È importante anche ricordare, così come ho fatto prima, il tema dei Piani urbani integrati. Non voglio, qui, aprire polemiche, confronti, c'è un dibattito singolare in Italia: tutti gli attuatori, tutti i protagonisti hanno tutti le carte in regola, tutti quando vengono chiamati in causa dicono che va tutto bene e che sono in grado di spendere tutto, poi, dopo, c'è una contraddizione, che è quella, quando andiamo a verificare la fase di attuazione e di avanzamento della spesa, di non ritrovare, rispetto a tutte queste rassicurazioni, un confronto coerente che indichi dei numeri che accompagnino esattamente questo dato.
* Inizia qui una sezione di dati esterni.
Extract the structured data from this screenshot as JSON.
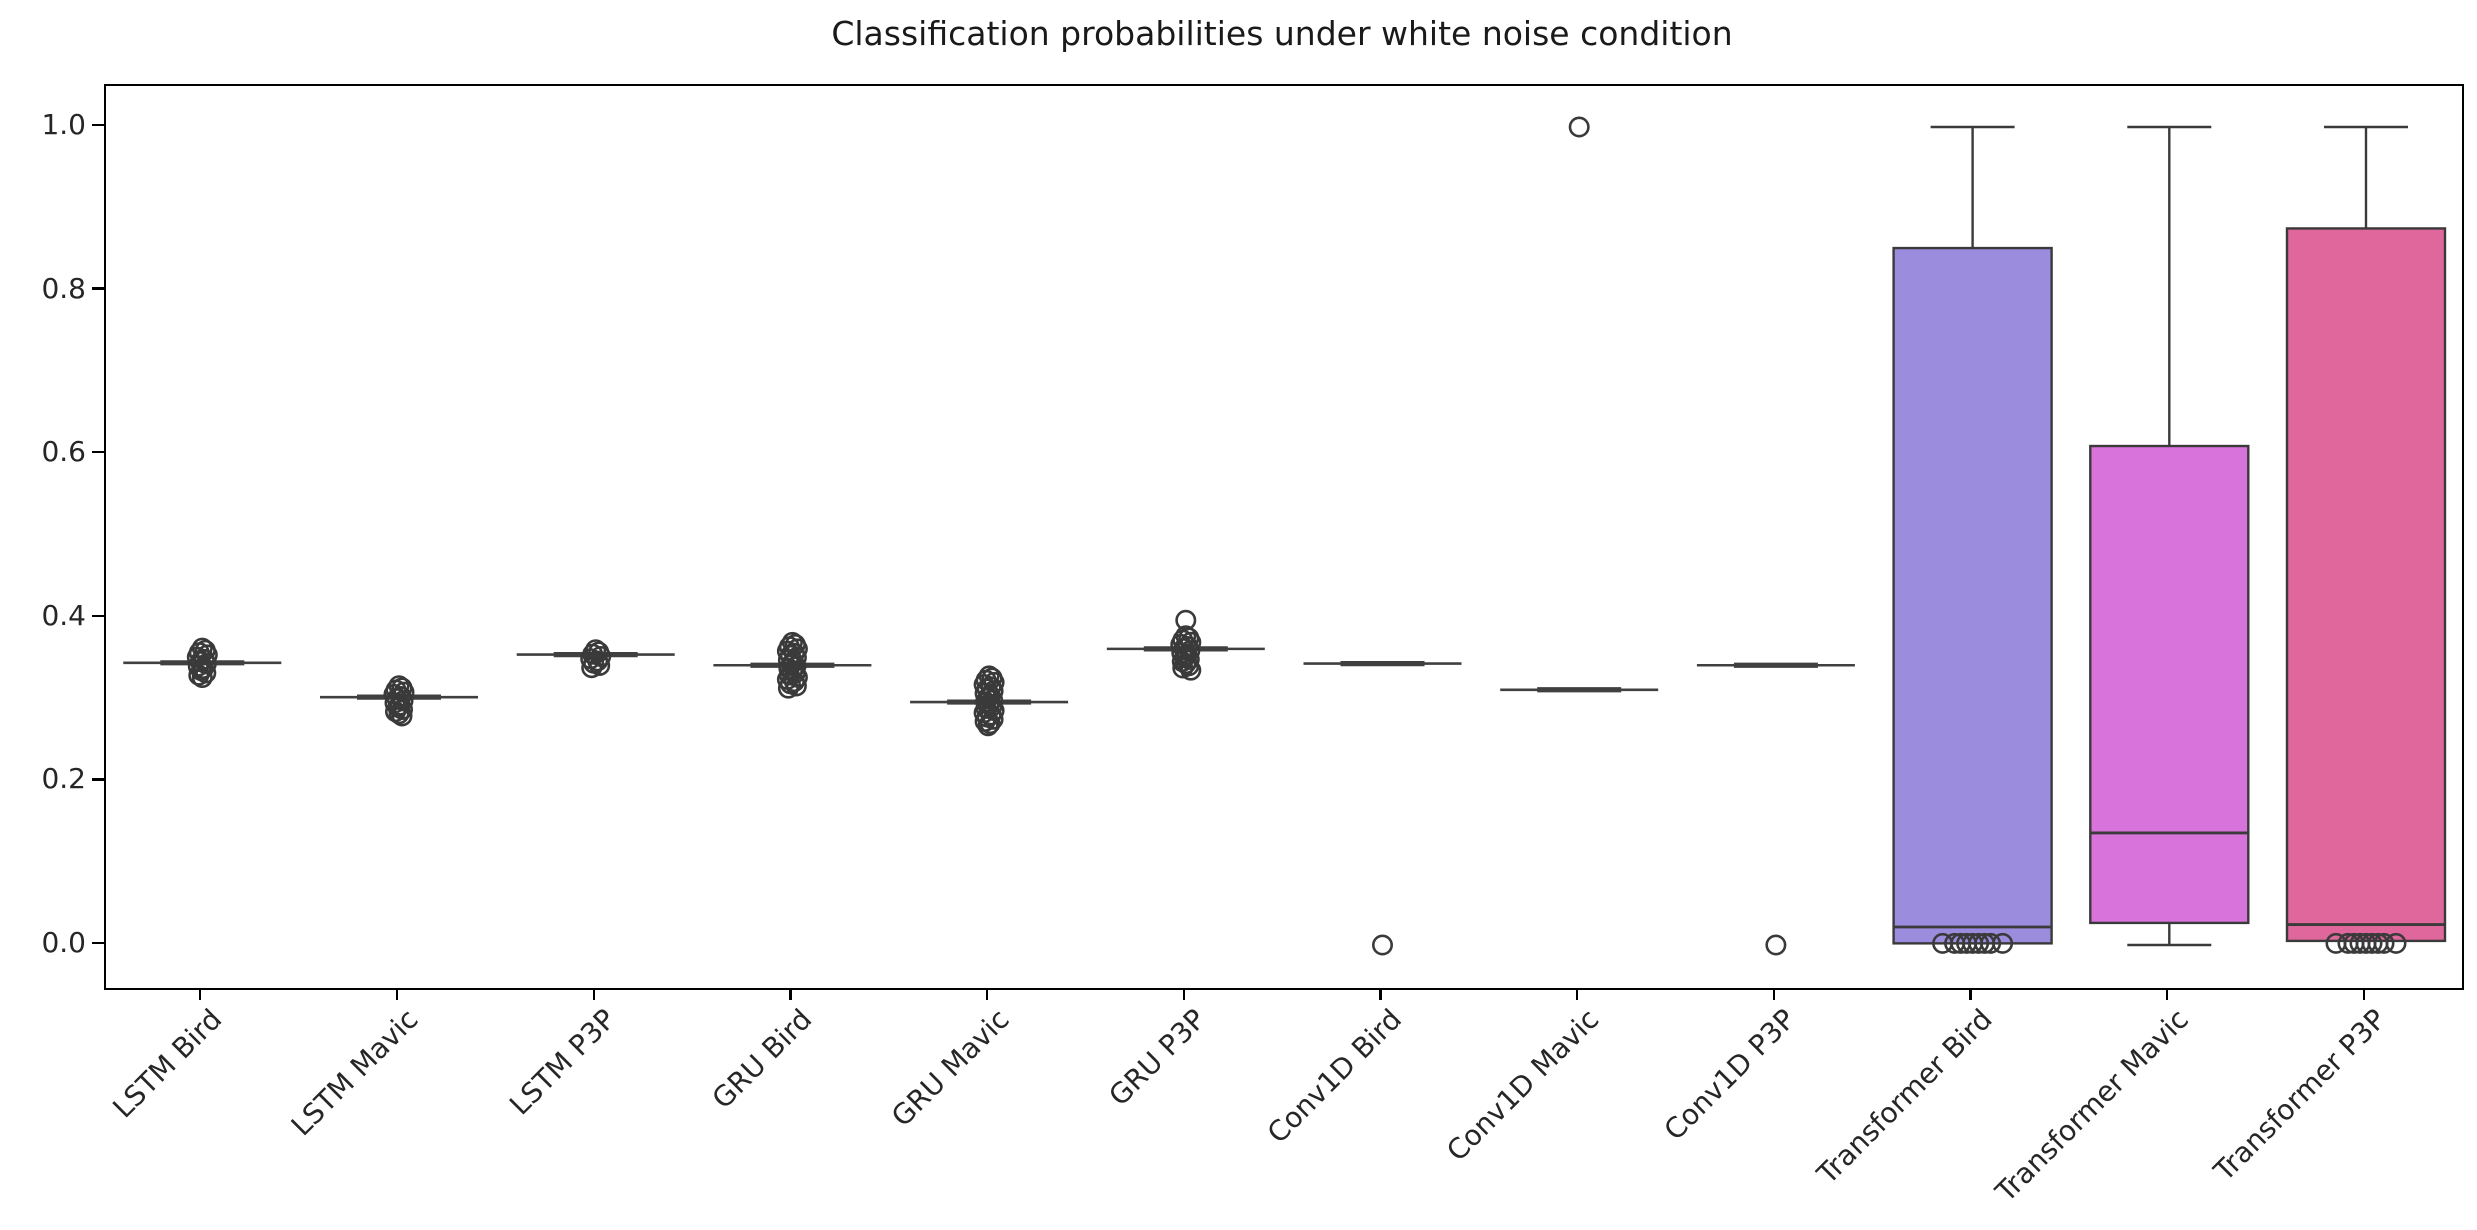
{
  "colors": {
    "background": "#ffffff",
    "spine": "#000000",
    "box_edge": "#3a3a3a",
    "collapsed_line": "#404040",
    "flier_edge": "#3a3a3a",
    "text": "#262626",
    "transformer_bird_fill": "#9c8cde",
    "transformer_mavic_fill": "#d973dc",
    "transformer_p3p_fill": "#df679c"
  },
  "chart_data": {
    "type": "boxplot",
    "title": "Classification probabilities under white noise condition",
    "xlabel": "",
    "ylabel": "",
    "ylim": [
      -0.053,
      1.05
    ],
    "grid": false,
    "legend": "none",
    "yticks": [
      "0.0",
      "0.2",
      "0.4",
      "0.6",
      "0.8",
      "1.0"
    ],
    "ytick_values": [
      0.0,
      0.2,
      0.4,
      0.6,
      0.8,
      1.0
    ],
    "categories": [
      "LSTM Bird",
      "LSTM Mavic",
      "LSTM P3P",
      "GRU Bird",
      "GRU Mavic",
      "GRU P3P",
      "Conv1D Bird",
      "Conv1D Mavic",
      "Conv1D P3P",
      "Transformer Bird",
      "Transformer Mavic",
      "Transformer P3P"
    ],
    "series": [
      {
        "label": "LSTM Bird",
        "kind": "collapsed",
        "median": 0.345,
        "q1": 0.345,
        "q3": 0.345,
        "whislo": 0.345,
        "whishi": 0.345,
        "flier_cluster": [
          0.327,
          0.363
        ],
        "fliers": []
      },
      {
        "label": "LSTM Mavic",
        "kind": "collapsed",
        "median": 0.303,
        "q1": 0.303,
        "q3": 0.303,
        "whislo": 0.303,
        "whishi": 0.303,
        "flier_cluster": [
          0.28,
          0.317
        ],
        "fliers": []
      },
      {
        "label": "LSTM P3P",
        "kind": "collapsed",
        "median": 0.355,
        "q1": 0.355,
        "q3": 0.355,
        "whislo": 0.355,
        "whishi": 0.355,
        "flier_cluster": [
          0.339,
          0.361
        ],
        "fliers": []
      },
      {
        "label": "GRU Bird",
        "kind": "collapsed",
        "median": 0.342,
        "q1": 0.342,
        "q3": 0.342,
        "whislo": 0.342,
        "whishi": 0.342,
        "flier_cluster": [
          0.314,
          0.37
        ],
        "fliers": []
      },
      {
        "label": "GRU Mavic",
        "kind": "collapsed",
        "median": 0.297,
        "q1": 0.297,
        "q3": 0.297,
        "whislo": 0.297,
        "whishi": 0.297,
        "flier_cluster": [
          0.268,
          0.329
        ],
        "fliers": []
      },
      {
        "label": "GRU P3P",
        "kind": "collapsed",
        "median": 0.362,
        "q1": 0.362,
        "q3": 0.362,
        "whislo": 0.362,
        "whishi": 0.362,
        "flier_cluster": [
          0.336,
          0.378
        ],
        "fliers": [
          0.397
        ]
      },
      {
        "label": "Conv1D Bird",
        "kind": "collapsed",
        "median": 0.344,
        "q1": 0.344,
        "q3": 0.344,
        "whislo": 0.344,
        "whishi": 0.344,
        "flier_cluster": null,
        "fliers": [
          0.0
        ]
      },
      {
        "label": "Conv1D Mavic",
        "kind": "collapsed",
        "median": 0.312,
        "q1": 0.312,
        "q3": 0.312,
        "whislo": 0.312,
        "whishi": 0.312,
        "flier_cluster": null,
        "fliers": [
          1.0
        ]
      },
      {
        "label": "Conv1D P3P",
        "kind": "collapsed",
        "median": 0.342,
        "q1": 0.342,
        "q3": 0.342,
        "whislo": 0.342,
        "whishi": 0.342,
        "flier_cluster": null,
        "fliers": [
          0.0
        ]
      },
      {
        "label": "Transformer Bird",
        "kind": "box",
        "median": 0.022,
        "q1": 0.002,
        "q3": 0.852,
        "whislo": 0.002,
        "whishi": 1.0,
        "fill": "#9c8cde",
        "flier_blob_at": 0.002
      },
      {
        "label": "Transformer Mavic",
        "kind": "box",
        "median": 0.137,
        "q1": 0.027,
        "q3": 0.61,
        "whislo": 0.0,
        "whishi": 1.0,
        "fill": "#d973dc",
        "flier_blob_at": null
      },
      {
        "label": "Transformer P3P",
        "kind": "box",
        "median": 0.025,
        "q1": 0.005,
        "q3": 0.876,
        "whislo": 0.005,
        "whishi": 1.0,
        "fill": "#df679c",
        "flier_blob_at": 0.002
      }
    ]
  }
}
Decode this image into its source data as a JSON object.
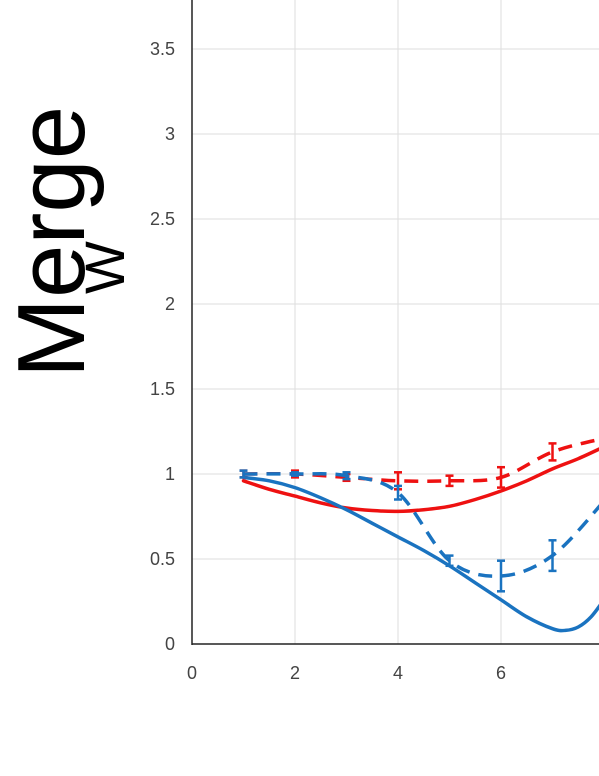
{
  "chart_data": {
    "type": "line",
    "ylabel": "Merge",
    "ylabel_subscript": "W",
    "xlabel": "",
    "title": "",
    "xlim": [
      0,
      8
    ],
    "ylim": [
      0,
      3.8
    ],
    "x_ticks": [
      "0",
      "2",
      "4",
      "6"
    ],
    "x_tick_values": [
      0,
      2,
      4,
      6
    ],
    "y_ticks": [
      "0",
      "0.5",
      "1",
      "1.5",
      "2",
      "2.5",
      "3",
      "3.5"
    ],
    "y_tick_values": [
      0,
      0.5,
      1,
      1.5,
      2,
      2.5,
      3,
      3.5
    ],
    "grid": true,
    "colors": {
      "red": "#ee1111",
      "blue": "#1a73c0",
      "grid": "#dddddd",
      "axis": "#222222"
    },
    "series": [
      {
        "style": "solid",
        "color": "#ee1111",
        "x": [
          1,
          1.5,
          2,
          2.5,
          3,
          3.5,
          4,
          4.5,
          5,
          5.5,
          6,
          6.5,
          7,
          7.5,
          8
        ],
        "y": [
          0.96,
          0.91,
          0.87,
          0.83,
          0.8,
          0.785,
          0.78,
          0.79,
          0.81,
          0.85,
          0.9,
          0.96,
          1.03,
          1.09,
          1.16
        ]
      },
      {
        "style": "solid",
        "color": "#1a73c0",
        "x": [
          1,
          1.5,
          2,
          2.5,
          3,
          3.5,
          4,
          4.5,
          5,
          5.5,
          6,
          6.5,
          7,
          7.25,
          7.5,
          7.75,
          8
        ],
        "y": [
          0.98,
          0.96,
          0.92,
          0.86,
          0.79,
          0.71,
          0.63,
          0.55,
          0.46,
          0.36,
          0.26,
          0.16,
          0.09,
          0.08,
          0.1,
          0.16,
          0.26
        ]
      },
      {
        "style": "dashed",
        "color": "#ee1111",
        "x": [
          1,
          2,
          3,
          4,
          5,
          6,
          7,
          8
        ],
        "y": [
          1.0,
          1.0,
          0.98,
          0.96,
          0.96,
          0.98,
          1.13,
          1.21
        ],
        "err": [
          0.02,
          0.02,
          0.02,
          0.05,
          0.03,
          0.06,
          0.05,
          0.04
        ]
      },
      {
        "style": "dashed",
        "color": "#1a73c0",
        "x": [
          1,
          2,
          3,
          4,
          5,
          6,
          7,
          8
        ],
        "y": [
          1.0,
          1.0,
          0.99,
          0.89,
          0.49,
          0.4,
          0.52,
          0.84
        ],
        "err": [
          0.02,
          0.01,
          0.02,
          0.04,
          0.03,
          0.09,
          0.09,
          0.05
        ]
      }
    ]
  }
}
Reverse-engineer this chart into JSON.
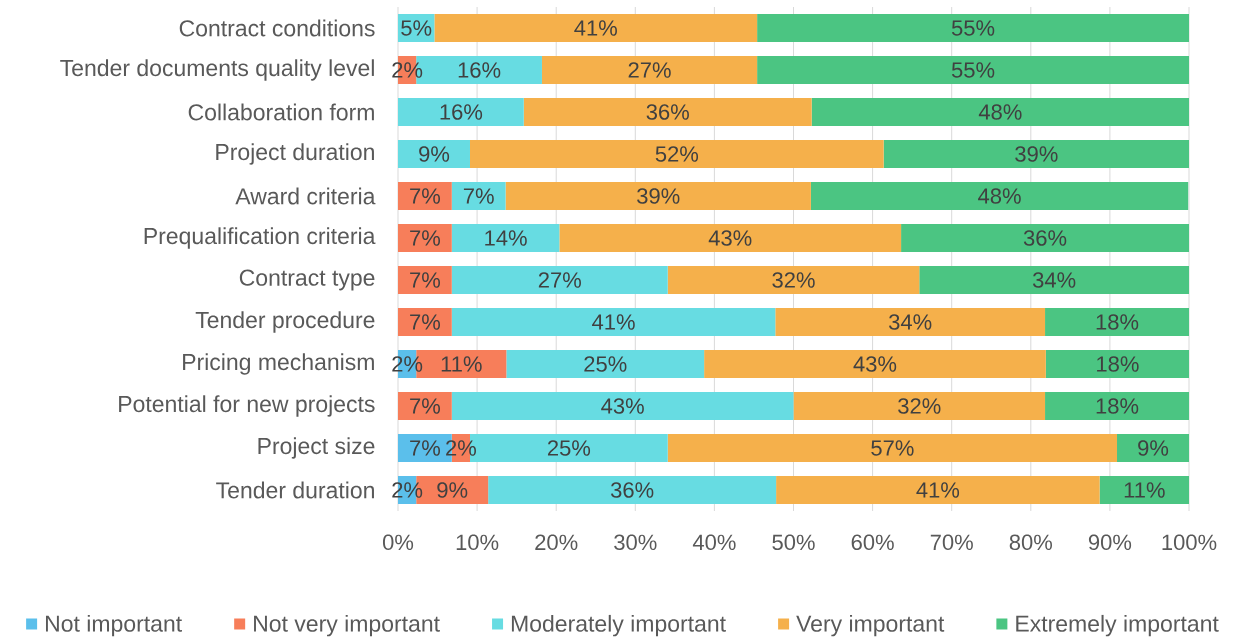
{
  "chart_data": {
    "type": "bar",
    "orientation": "horizontal",
    "stacked": true,
    "categories": [
      "Contract conditions",
      "Tender documents quality level",
      "Collaboration form",
      "Project duration",
      "Award criteria",
      "Prequalification criteria",
      "Contract type",
      "Tender procedure",
      "Pricing mechanism",
      "Potential for new projects",
      "Project size",
      "Tender duration"
    ],
    "series": [
      {
        "name": "Not important",
        "color": "#5bbfeb",
        "values": [
          0,
          0,
          0,
          0,
          0,
          0,
          0,
          0,
          2.3,
          0,
          6.8,
          2.3
        ],
        "value_labels": [
          null,
          null,
          null,
          null,
          null,
          null,
          null,
          null,
          "2%",
          null,
          "7%",
          "2%"
        ]
      },
      {
        "name": "Not very important",
        "color": "#f77e5a",
        "values": [
          0,
          2.3,
          0,
          0,
          6.8,
          6.8,
          6.8,
          6.8,
          11.4,
          6.8,
          2.3,
          9.1
        ],
        "value_labels": [
          null,
          "2%",
          null,
          null,
          "7%",
          "7%",
          "7%",
          "7%",
          "11%",
          "7%",
          "2%",
          "9%"
        ]
      },
      {
        "name": "Moderately important",
        "color": "#67dce2",
        "values": [
          4.6,
          15.9,
          15.9,
          9.1,
          6.8,
          13.6,
          27.3,
          40.9,
          25.0,
          43.2,
          25.0,
          36.4
        ],
        "value_labels": [
          "5%",
          "16%",
          "16%",
          "9%",
          "7%",
          "14%",
          "27%",
          "41%",
          "25%",
          "43%",
          "25%",
          "36%"
        ]
      },
      {
        "name": "Very important",
        "color": "#f5b04b",
        "values": [
          40.8,
          27.2,
          36.4,
          52.3,
          38.6,
          43.2,
          31.8,
          34.1,
          43.2,
          31.8,
          56.8,
          40.9
        ],
        "value_labels": [
          "41%",
          "27%",
          "36%",
          "52%",
          "39%",
          "43%",
          "32%",
          "34%",
          "43%",
          "32%",
          "57%",
          "41%"
        ]
      },
      {
        "name": "Extremely important",
        "color": "#4bc582",
        "values": [
          54.6,
          54.6,
          47.7,
          38.6,
          47.7,
          36.4,
          34.1,
          18.2,
          18.1,
          18.2,
          9.1,
          11.3
        ],
        "value_labels": [
          "55%",
          "55%",
          "48%",
          "39%",
          "48%",
          "36%",
          "34%",
          "18%",
          "18%",
          "18%",
          "9%",
          "11%"
        ]
      }
    ],
    "xlim": [
      0,
      100
    ],
    "xticks": [
      {
        "value": 0,
        "label": "0%"
      },
      {
        "value": 10,
        "label": "10%"
      },
      {
        "value": 20,
        "label": "20%"
      },
      {
        "value": 30,
        "label": "30%"
      },
      {
        "value": 40,
        "label": "40%"
      },
      {
        "value": 50,
        "label": "50%"
      },
      {
        "value": 60,
        "label": "60%"
      },
      {
        "value": 70,
        "label": "70%"
      },
      {
        "value": 80,
        "label": "80%"
      },
      {
        "value": 90,
        "label": "90%"
      },
      {
        "value": 100,
        "label": "100%"
      }
    ],
    "grid": "x",
    "legend": "bottom"
  }
}
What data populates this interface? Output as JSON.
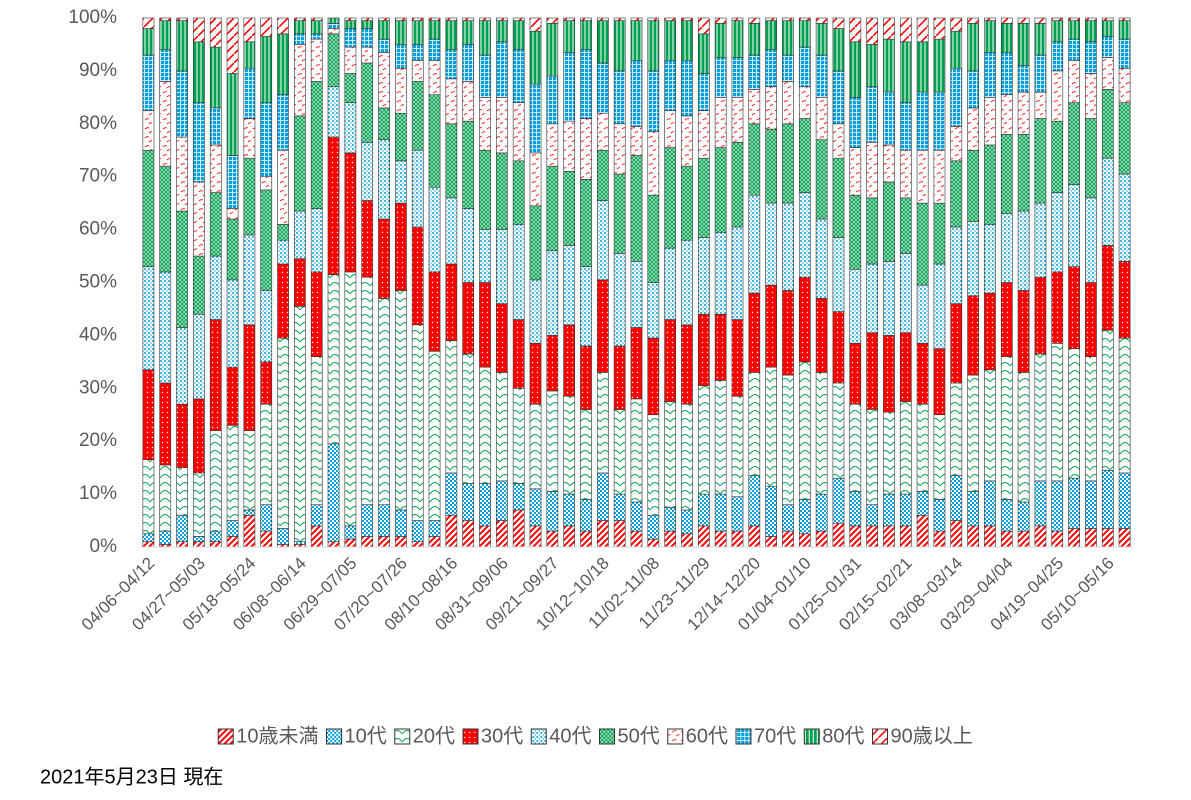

Lo voglio dire, perché quando ho fatto il riferimento, non ne farò altri, ai Piani urbani integrati, anche qui, noi verificheremo quale sarà lo stato d'avanzamento dei Piani urbani integrati, non c'è nessuno che immagina di definanziare il Piano urbano integrato di questo o quel comune; non c'è nessuno che immagina di definanziare il tema relativo alla rigenerazione urbana; anche qui, si tratta di progetti in essere, progetti del 2020. Siamo convinti che la fase di avanzamento di questi progetti sia compatibile con le date di scadenza previste dal PNRR e con i criteri previsti all'interno del Piano nazionale di ripresa e resilienza? Io temo di no. Ma sarei molto soddisfatto se nel confronto dei prossimi giorni con la Commissione europea questo venisse messo per iscritto, in modo che tutti fossimo tranquilli rispetto a quello che accadrà dopo e verificassimo, nel merito delle questioni, che non ci sono dei rischi, che sono quelli che abbiamo corso rispetto all'esempio che ho fatto precedentemente, quello, di scuola, dello stadio di Firenze e dello stadio di Venezia, così come il tema degli asili e così come tutte le numerose questioni relative alla terza e alla quarta rata, per le quali, per la quarta rata, troverete all'interno del documento inviato in Parlamento un dettaglio, mentre per la terza rata con un'informativa, alla ripresa, in Parlamento, indicheremo in modo puntiglioso e specifico tutti gli obiettivi che sono stati modificati e raggiunti per creare le condizioni per avere la terza rata e avere l'approvazione da parte della Commissione europea.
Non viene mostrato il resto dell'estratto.